На шумный, всегда многолюдный городской базар попасть из Станички можно было только одним путем — через старые царские казармы. Полуразвалившиеся, с выбитыми окнами и выломанными дверями обветшавшие строения нагоняли страх на местных жителей. Дело в том, что запутанные подземные коридоры и многочисленные подвалы казарм облюбовали в те годы беспризорники, а народец этот, что называется, не верил ни в бога, ни в черта, живя по своим неписаным законам, и потому пользовался в округе самой что ни на есть дурной славой. Чего только про них не говорили! В основном, конечно, все это были сплетни да досужие слухи. Но присказка в таких случаях всегда одна: дескать, дыма без огня не бывает. Мне, досыта наслушавшемуся всяческих ужасов, очень не хотелось показываться одному в этом гиблом месте, но возвращаться домой ни с чем я просто не мог.
Подходя к казармам, я решил, что там, на мое счастье, никого нет. Но, обогнув угол, увидел, что ошибся. На плацу между постройками сгрудились у костра с десяток ребят. Сердце в груди у меня екнуло, но я, не показывая виду, взял себя в руки и даже не замедлил шаг.
То ли неожиданное мое появление, то ли откровенно голодный взгляд, с которым я уставился на висящий над костром закопченный котелок с бурлящим варевом, явно насторожили компанию. Пацаны пытливо, но молча разглядывали меня.
Чувствуя, что надо хоть что-то сказать, я сглотнул набежавшую слюну и кивнул в сторону котелка:
— Здорово пахнет!
Тогда от компании отделился невысокого роста парень в рваном, явно с чужого плеча пиджаке и, окинув меня с ног до головы быстрым оценивающим взглядом, спросил с ухмылкой:
— С ложкой пришел? Или тебе свою дать?
— Дай ему, Зуб! — дурашливо крикнул кто-то от костра. — Дай, не будь жмотом.

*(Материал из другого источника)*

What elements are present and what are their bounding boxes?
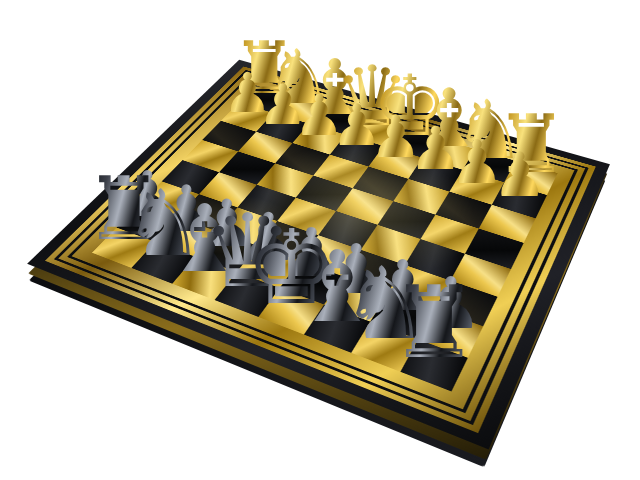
pieces-layer: ♜♞♝♛♚♝♞♜♟♟♟♟♟♟♟♟♟♟♟♟♟♟♟♟♜♞♝♛♚♝♞♜	[0, 0, 640, 480]
piece-black-rook-h1: ♜	[390, 273, 479, 373]
piece-gold-pawn-h7: ♟	[492, 144, 547, 205]
chess-set-photo: ♜♞♝♛♚♝♞♜♟♟♟♟♟♟♟♟♟♟♟♟♟♟♟♟♜♞♝♛♚♝♞♜	[0, 0, 640, 480]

И тут же коварный, жесткий удар под ложечку согнул меня пополам, сбив дыхание. Однако на ногах удержаться я все же сумел. А в следующую секунду уже сам Зуб отлетел в сторону — кулак мой в коротком точном замахе уверенно нашел челюсть противника. Однако я знал, что торжествовать рано. На меня тотчас навалились всей сворой. Удары сыпались со всех сторон. Я отбивался как мог, но силы были явно неравными, и мне бы, понятно, несдобровать, если б в дело не вмешался кто-то посторонний.
В самый разгар драки раздался вдруг откуда-то сбоку, чуть ли не из-под земли, как мне тогда почудилось, чей-то резкий и властный голос:
— А ну, шпана, прекратить!..
Человек, столь своевременно прервавший своим вмешательством побоище, и впрямь находился где-то внизу, у самой земли: вместо ног у него торчали обернутые в засаленное тряпье обрубки, плотно прикрученные к доске на четырех колесиках, в руках он держал самодельные колодки, которыми и отталкивался при движении. Инвалид сидел на своей доске по пояс голым, и я мгновенно сумел оценить мощь его тяжелых узловатых рук и великолепно развитой мускулатуры груди и плечевого пояса.
— Кто таков? — строго спросил он меня.
— Женька Савицкий. Из Станички, — охотно дал я о себе необходимые сведения и, помолчав секунду-другую, добавил на всякий случай: — Иду на базар добывать еду.
— Это как — добывать? — удивился инвалид и, видимо, чтобы получше разглядеть свалившегося на его голову чудака, даже приподнялся насколько мог на руках от земли, отчего бугры мышц на них налились и вспухли.
Я сказал, что пока еще не знаю как, но должен же, мол, существовать какой-то способ. Под пристальным взглядом собеседника мне стало неловко, и я на всякий случай прикрыл локтем заплывающий в синяке глаз.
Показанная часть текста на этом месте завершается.